A story which he told me to illustrate the mercantile genius of the Hindu will bear repeating. A Muhammadan and a Hindu resolved to go into partnership. The Muhammadan, being the predominant partner, stipulated that he was to have the first half of everything, and the Hindu the remainder. The Hindu obsequiously consented. The first day the Hindu brought back a cow from market. He milked it, got the butter and cream, made the dung into fuel-cakes for his fire, and then went to call the Muhammadan because the cow was hungry and wanted grass and grain. The Muhammadan said he was ready to do his share if the Hindu did his. The Hindu blandly replied that he had already done his, while the stipulated “first half” of the cow included the animal’s mouth and stomach, and fell clearly to the lot of the Muhammadan.

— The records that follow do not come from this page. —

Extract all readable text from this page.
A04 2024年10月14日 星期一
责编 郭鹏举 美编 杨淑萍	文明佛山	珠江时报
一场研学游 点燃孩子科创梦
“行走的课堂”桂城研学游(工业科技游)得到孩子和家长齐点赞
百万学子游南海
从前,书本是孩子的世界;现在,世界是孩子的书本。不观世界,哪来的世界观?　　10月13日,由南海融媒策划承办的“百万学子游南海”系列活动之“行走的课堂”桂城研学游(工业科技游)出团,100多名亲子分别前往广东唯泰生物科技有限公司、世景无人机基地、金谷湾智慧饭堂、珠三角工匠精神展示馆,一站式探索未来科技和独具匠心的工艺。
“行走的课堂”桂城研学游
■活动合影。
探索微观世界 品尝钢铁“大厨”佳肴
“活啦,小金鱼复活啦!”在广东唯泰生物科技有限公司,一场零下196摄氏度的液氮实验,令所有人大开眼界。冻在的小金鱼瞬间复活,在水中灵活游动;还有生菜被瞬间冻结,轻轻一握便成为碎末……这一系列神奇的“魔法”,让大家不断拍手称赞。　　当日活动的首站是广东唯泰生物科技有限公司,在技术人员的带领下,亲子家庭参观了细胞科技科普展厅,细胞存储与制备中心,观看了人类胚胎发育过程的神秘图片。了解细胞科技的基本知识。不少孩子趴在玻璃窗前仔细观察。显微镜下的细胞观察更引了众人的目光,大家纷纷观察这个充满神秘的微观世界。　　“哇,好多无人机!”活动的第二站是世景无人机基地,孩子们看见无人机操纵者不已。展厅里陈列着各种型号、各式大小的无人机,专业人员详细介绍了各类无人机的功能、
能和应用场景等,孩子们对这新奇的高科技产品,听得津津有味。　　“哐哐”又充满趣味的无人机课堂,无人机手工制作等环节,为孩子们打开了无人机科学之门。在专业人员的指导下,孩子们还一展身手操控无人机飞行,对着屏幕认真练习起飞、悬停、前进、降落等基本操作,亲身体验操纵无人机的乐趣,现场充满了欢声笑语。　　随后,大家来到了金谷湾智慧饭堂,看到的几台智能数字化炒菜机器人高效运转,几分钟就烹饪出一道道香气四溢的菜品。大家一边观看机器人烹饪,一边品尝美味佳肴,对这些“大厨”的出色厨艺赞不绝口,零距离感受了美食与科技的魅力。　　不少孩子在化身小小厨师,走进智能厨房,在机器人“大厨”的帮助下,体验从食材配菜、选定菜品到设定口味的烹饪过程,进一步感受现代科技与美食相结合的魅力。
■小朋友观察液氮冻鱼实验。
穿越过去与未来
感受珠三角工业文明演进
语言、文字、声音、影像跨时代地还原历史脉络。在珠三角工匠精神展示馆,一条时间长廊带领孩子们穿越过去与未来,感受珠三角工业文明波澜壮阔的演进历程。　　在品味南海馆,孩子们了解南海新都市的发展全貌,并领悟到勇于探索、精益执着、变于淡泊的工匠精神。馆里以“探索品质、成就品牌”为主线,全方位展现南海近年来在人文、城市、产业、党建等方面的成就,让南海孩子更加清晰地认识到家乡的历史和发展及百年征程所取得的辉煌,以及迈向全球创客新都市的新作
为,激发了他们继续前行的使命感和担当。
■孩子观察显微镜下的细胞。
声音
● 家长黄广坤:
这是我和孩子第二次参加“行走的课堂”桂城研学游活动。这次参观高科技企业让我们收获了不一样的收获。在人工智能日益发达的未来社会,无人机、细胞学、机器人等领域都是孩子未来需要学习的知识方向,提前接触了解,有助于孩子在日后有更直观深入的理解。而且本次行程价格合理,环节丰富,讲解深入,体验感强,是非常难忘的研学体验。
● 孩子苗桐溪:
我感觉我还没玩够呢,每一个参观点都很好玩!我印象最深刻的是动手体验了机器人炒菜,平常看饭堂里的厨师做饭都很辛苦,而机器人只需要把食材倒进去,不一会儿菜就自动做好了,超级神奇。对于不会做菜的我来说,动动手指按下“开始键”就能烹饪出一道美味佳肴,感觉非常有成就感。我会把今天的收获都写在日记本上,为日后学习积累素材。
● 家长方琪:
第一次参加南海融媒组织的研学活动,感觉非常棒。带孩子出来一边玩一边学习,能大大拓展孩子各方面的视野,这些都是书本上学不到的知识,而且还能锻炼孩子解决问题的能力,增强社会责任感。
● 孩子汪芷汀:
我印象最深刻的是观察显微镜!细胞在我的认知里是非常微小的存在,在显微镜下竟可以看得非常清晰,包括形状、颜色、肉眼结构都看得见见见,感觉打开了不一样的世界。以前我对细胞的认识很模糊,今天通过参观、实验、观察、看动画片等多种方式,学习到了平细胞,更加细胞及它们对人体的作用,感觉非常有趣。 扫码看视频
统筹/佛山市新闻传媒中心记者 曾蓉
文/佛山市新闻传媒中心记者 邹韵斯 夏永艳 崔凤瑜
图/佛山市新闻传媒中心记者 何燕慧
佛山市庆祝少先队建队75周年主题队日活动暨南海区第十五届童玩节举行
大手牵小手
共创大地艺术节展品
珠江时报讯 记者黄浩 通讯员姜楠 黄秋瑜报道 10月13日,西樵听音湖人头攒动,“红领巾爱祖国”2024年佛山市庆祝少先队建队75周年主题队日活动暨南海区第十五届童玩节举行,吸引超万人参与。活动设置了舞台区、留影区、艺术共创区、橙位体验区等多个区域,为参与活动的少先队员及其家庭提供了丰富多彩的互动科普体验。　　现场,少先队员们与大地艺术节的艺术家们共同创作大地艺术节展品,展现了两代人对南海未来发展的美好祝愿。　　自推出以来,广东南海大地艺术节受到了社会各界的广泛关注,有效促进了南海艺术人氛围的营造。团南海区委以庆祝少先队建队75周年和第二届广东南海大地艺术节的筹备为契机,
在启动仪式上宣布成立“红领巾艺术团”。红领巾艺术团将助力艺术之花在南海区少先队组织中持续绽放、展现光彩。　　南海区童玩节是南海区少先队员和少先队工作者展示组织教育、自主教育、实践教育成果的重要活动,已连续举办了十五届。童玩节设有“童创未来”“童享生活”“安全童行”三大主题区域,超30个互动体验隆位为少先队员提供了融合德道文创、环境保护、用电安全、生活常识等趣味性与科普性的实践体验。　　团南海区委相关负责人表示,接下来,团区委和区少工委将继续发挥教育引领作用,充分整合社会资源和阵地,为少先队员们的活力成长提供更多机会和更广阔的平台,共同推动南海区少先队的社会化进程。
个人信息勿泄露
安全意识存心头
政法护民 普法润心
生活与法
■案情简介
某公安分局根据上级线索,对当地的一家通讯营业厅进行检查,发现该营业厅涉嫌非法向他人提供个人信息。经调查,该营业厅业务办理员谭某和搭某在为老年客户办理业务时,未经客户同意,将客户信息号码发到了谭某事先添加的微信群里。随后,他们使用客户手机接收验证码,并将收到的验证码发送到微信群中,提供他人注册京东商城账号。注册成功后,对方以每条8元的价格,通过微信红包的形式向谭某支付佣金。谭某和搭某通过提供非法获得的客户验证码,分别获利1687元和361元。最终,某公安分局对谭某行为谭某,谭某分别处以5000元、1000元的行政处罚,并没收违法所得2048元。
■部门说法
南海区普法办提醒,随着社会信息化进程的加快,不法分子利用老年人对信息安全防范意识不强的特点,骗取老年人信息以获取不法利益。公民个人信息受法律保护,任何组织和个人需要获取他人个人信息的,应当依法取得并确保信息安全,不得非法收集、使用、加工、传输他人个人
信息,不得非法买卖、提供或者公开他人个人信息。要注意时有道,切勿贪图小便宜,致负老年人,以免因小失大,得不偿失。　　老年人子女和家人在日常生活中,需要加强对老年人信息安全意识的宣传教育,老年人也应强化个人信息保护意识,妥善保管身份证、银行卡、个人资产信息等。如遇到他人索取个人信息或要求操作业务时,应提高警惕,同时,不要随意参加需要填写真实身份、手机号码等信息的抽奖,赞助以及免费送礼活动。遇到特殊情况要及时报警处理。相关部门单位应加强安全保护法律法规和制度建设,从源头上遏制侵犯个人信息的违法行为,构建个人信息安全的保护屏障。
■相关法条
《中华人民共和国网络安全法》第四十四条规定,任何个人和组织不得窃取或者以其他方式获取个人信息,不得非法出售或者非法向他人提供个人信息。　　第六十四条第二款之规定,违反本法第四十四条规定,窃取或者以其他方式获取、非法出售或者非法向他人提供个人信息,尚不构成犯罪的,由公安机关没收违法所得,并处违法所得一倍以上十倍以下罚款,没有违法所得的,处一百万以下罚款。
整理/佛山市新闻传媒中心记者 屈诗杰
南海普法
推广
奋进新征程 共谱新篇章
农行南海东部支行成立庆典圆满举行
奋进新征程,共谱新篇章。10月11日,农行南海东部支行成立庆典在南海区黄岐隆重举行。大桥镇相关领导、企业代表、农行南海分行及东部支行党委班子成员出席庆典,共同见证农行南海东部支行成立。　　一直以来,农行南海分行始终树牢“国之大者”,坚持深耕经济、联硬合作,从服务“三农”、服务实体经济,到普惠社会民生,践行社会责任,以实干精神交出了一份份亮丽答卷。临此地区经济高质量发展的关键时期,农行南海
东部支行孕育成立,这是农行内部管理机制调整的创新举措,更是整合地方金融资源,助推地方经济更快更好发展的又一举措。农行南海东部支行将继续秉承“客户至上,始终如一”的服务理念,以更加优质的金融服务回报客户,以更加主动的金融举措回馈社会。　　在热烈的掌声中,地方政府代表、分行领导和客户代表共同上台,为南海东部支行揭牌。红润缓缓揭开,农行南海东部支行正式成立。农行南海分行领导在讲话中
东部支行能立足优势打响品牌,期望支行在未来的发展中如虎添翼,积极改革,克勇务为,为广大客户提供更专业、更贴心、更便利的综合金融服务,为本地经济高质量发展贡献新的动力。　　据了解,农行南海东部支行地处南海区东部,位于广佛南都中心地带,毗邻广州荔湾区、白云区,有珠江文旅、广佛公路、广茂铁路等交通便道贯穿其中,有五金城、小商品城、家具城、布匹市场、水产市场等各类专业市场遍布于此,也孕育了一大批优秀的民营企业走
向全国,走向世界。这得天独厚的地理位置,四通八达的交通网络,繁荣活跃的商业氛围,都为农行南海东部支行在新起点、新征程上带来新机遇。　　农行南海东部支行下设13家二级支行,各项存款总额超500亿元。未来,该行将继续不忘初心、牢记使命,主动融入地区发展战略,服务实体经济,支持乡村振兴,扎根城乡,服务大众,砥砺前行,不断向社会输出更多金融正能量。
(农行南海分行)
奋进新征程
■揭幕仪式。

Now let us see what is the position of the missionary in each of these areas. In British India he has a free hand so long as he keeps within the four corners of the law. In Afghanistan there is an absolute veto against even his entry into the country, and there is no prospect of this changing under the present régime. A convert from Muhammadanism to Christianity is regarded within the realms of the Amir as having committed a capital offence, and both law and popular opinion would decree his destruction. In the intervening tribal areas there is no reason why a cautious missionary, well acquainted with the language and customs of the people, should not work with considerable success. A medical missionary who did not attack their religion with a mistaken zeal would undoubtedly be welcomed by the greater number of the people, though the Mullahs, or priests, would be an uncertain element, and certainly hostile at the beginning. The local political authorities have the final say as to how far the missionaries may extend their operations. I shall revert to this subject in the concluding chapter ([Chapter XXV.]), where I shall show that in no part of the country are medical missions more obviously indicated, not only for Christianizing the people, but equally so for pacifying them and familiarizing them with the more peaceful aspects of British rule.